Sinistra Italiana Bergamo: “Denunciamo un clima di preoccupante parificazione della critica politica al governo del criminale di guerra Netanyahu con l’antisemitismo, per impedire la denuncia del genocidio del popolo palestinese e della pulizia etnica che sta compiendo Israele”
“Apprendiamo dalla stampa locale che il giurista Ugo Giannangeli, esperto di Palestina, era stato invitato in un liceo di Bergamo per un incontro formativo su tema Palestina con studenti e studentesse”. Inizia così la nota stampa di Sinistra Italiana Bergamo.
“Pochi giorni prima dell’evento – come da ricostruzioni di Bergamonews – “Giannangeli riceve una telefonata dal giornalista”, che avrebbe dialogato con lui, “Meglio tu non venga, gli dice”. “Il giornalista gli riferisce che non c’è comunicazione ufficiale dalla scuola, l’avviso è stato affidato a lui”. Secondo il giurista Giannangeli la motivazione sarebbe legata al fatto che con altri 50 giuristi, ha firmato una denuncia alla Corte penale internazionale contro il governo italiano per complicità nel genocidio del popolo palestinese.
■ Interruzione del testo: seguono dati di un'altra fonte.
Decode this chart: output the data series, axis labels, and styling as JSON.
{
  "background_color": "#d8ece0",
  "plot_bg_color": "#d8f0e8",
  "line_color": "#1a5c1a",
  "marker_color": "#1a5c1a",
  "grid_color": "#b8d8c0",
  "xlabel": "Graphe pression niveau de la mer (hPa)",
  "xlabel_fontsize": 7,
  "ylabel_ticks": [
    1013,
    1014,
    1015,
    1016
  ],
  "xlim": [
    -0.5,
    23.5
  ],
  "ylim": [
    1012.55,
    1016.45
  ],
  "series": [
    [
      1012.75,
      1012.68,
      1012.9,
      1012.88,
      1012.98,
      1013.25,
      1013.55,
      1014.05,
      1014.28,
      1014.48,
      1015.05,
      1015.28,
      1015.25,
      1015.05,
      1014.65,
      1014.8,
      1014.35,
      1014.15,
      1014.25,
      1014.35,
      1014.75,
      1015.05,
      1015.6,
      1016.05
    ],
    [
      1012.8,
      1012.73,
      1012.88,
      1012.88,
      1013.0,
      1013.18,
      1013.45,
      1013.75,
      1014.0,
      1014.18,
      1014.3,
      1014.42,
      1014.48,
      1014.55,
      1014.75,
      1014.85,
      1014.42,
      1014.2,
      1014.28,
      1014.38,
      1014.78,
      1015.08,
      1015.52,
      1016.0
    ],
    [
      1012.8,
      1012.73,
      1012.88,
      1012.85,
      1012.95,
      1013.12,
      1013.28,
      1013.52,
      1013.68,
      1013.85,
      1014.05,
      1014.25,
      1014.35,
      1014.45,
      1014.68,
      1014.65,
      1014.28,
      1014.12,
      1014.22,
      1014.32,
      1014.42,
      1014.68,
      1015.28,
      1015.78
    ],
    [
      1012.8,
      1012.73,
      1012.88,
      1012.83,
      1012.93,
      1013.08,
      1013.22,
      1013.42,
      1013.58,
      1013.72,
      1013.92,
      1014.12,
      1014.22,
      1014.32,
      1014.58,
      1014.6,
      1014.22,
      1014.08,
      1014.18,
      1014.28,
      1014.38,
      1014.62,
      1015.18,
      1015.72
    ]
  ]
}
Gli sarebbe stato detto che, se avesse denunciato pubblicamente ciò che riferisce, l’incontro sarebbe saltato. Per non penalizzare studentesse e studenti, Giannangeli avrebbe denunciato l’accaduto solo dopo l’evento. Se fosse confermato si tratterebbe di un grave atto di censura, che colpisce il pensiero critico e il confronto. Si tratterebbe di un atto che nega a studenti e studentesse il diritto di ascoltare una voce competente e critica. Si tratterebbe di negare di poter ascoltare in una scuola pubblica una voce che prende posizione legittimamente, nel quadro del diritto internazionale, sul genocidio in corso a Gaza. Un atto che se fosse confermato si inscriverebbe nel clima di paura e autocensura della scuola di Valditara che impedisce la critica alle politiche del Governo Meloni. Ricordiamo che si sono già svolte ispezioni nelle scuole in cui è stata invitata la relatrice speciale Onu Francesca Albanese. Il tentativo di Valditara e di Meloni è tracciare un confine ideologico entro cui si può parlare e oltre il quale scatta l’intimidazione istituzionale. Difendiamo la libertà di insegnamento, il diritto al pensiero critico, al dissenso. La scuola non può essere un luogo di silenzio imposto. Chi tace, sceglie. E questa scelta non è accettabile. Denunciamo un clima di preoccupante parificazione della critica politica al governo del criminale di guerra Netanyahu con l’antisemitismo, per impedire la denuncia del genocidio del popolo palestinese e della pulizia etnica che sta compiendo Israele. Come Sinistra Italiana Bergamo chiediamo che la scuola in questione chiarisca subito perché se fosse confermato questo episodio sarebbe gravissimo”.